Predator-prey system¶
We encode the predator–prey equations via a function.
using FundamentalsNumericalComputation
function predprey(u,p,t)
α,β = p; y,z = u; # rename for convenience
s = (y*z) / (1+β*y) # appears in both equations
return [ y*(1-α*y) - s, -z + s ]
end
predprey (generic function with 1 method)
Note that the function accepts three inputs, u
, p
, and t
, even though there is no explicit dependence on t
. The second input is used to pass parameters that don’t change throughout a single instance of the problem.
To solve the IVP we must also provide the initial condition, which is a 2-vector here, and the interval for the independent variable.
u0 = [1,0.01]
tspan = (0.,80.)
α,β = 0.1,0.25
ivp = ODEProblem(predprey,u0,tspan,[α,β])
sol = solve(ivp,Tsit5());
plot(sol,label=["prey" "predator"],title="Predator-prey solution")

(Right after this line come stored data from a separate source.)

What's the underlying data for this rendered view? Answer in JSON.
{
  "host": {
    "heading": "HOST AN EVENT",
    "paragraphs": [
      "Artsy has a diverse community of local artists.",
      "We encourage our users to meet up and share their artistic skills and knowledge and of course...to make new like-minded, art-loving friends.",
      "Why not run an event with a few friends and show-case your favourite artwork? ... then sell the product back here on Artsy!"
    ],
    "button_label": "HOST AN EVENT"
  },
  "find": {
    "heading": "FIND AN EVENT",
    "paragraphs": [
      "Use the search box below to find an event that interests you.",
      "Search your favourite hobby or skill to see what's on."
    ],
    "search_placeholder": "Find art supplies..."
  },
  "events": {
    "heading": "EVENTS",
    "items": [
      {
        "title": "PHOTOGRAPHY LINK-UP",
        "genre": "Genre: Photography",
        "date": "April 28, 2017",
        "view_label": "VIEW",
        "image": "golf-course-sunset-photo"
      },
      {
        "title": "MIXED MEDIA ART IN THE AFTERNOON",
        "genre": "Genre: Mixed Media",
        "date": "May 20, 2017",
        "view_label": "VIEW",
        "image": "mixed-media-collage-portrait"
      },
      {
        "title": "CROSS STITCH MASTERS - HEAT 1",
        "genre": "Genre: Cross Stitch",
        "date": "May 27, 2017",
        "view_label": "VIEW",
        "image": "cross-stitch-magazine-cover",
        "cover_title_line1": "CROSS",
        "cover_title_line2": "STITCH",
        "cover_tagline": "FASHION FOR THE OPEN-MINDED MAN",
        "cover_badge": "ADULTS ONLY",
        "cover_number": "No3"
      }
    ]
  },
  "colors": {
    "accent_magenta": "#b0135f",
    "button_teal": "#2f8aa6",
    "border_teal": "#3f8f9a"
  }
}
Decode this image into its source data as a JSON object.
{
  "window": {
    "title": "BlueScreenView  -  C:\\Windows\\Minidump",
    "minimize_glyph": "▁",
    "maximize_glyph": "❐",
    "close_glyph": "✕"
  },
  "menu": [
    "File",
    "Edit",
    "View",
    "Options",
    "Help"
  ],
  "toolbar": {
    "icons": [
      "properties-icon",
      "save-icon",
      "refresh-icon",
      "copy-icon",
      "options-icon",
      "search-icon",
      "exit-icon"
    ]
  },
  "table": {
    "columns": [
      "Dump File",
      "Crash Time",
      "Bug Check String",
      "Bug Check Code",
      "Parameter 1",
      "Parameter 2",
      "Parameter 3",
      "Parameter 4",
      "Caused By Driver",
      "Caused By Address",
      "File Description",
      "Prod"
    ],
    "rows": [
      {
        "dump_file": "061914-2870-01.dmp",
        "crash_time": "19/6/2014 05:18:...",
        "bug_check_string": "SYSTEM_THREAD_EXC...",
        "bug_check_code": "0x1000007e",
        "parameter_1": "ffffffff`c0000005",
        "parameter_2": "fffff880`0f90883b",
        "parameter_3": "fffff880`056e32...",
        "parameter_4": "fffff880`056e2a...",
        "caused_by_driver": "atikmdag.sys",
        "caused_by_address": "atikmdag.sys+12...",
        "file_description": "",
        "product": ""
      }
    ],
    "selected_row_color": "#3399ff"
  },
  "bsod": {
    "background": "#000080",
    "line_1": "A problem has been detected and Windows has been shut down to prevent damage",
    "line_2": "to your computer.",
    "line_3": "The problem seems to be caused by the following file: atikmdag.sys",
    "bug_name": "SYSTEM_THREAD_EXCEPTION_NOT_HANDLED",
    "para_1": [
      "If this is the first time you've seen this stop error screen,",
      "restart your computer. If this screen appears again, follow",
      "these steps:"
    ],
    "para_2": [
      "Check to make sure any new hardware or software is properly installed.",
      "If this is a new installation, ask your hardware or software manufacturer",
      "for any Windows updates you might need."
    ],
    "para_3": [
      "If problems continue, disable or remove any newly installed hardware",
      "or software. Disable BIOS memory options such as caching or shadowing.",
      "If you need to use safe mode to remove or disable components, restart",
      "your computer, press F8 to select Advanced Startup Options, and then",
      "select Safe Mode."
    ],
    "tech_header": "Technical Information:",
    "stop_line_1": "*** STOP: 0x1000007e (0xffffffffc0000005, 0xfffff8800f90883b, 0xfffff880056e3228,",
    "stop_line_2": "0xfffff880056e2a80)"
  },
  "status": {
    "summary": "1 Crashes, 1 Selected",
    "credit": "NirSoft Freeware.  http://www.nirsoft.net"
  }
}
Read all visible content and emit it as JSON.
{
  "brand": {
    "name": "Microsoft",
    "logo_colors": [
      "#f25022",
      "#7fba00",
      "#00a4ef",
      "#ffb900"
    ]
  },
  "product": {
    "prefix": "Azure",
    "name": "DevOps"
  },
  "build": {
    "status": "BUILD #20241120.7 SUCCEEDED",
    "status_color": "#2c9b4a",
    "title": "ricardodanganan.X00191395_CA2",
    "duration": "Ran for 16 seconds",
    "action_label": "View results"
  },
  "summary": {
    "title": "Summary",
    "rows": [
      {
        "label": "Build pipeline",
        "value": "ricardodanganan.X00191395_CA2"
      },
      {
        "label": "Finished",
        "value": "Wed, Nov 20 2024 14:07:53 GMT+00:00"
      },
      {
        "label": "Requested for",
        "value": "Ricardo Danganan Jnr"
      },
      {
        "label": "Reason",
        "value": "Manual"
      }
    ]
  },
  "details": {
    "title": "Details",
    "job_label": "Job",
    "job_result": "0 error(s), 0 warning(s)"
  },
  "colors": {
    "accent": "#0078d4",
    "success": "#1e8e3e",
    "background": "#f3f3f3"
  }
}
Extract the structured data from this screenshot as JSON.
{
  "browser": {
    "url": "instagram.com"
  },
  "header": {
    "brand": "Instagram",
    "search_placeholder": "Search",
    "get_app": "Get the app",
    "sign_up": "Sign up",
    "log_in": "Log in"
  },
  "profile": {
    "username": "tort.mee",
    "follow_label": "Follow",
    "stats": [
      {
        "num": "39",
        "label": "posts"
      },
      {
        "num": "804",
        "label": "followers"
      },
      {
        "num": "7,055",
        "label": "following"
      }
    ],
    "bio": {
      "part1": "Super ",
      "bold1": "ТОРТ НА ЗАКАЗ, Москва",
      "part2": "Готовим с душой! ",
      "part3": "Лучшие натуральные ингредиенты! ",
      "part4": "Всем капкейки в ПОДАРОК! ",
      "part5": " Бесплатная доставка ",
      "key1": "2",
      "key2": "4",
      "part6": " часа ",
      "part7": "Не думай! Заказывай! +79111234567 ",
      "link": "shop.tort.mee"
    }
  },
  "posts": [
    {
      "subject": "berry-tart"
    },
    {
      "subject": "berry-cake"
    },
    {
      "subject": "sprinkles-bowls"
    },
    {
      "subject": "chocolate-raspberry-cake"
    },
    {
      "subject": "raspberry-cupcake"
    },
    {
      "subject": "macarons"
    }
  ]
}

We can find the discrete values used to compute the interpolated solution. The sol.u
value is a vector of vectors, which can make manipulating the values a bit tricky. Here we convert the solution values to a matrix with two columns (one for each component).
@show size(sol.u);
@show (sol.t[20],sol.u[20]);
size(sol.u) = (133,)
(sol.t[20], sol.u[20]) =
(8.38669870359271, [0.027739196929331474, 0.6994179006495149])
u = [ sol.u[i][j] for i=1:length(sol.t), j=1:2 ]
scatter!(sol.t,u,m=3,label="")
When there are just two components, it’s common to plot the solution in the phase plane, i.e., with \(u_1\) and \(u_2\) along the axes and time as a parameterization of the curve.
plot(sol,vars=(1,2),label="",
xlabel="y",ylabel="z",title="Predator-prey phase plane")
From this plot we can deduce that the solution approaches a periodic one, which in the phase plane is reprepresented by a closed loop.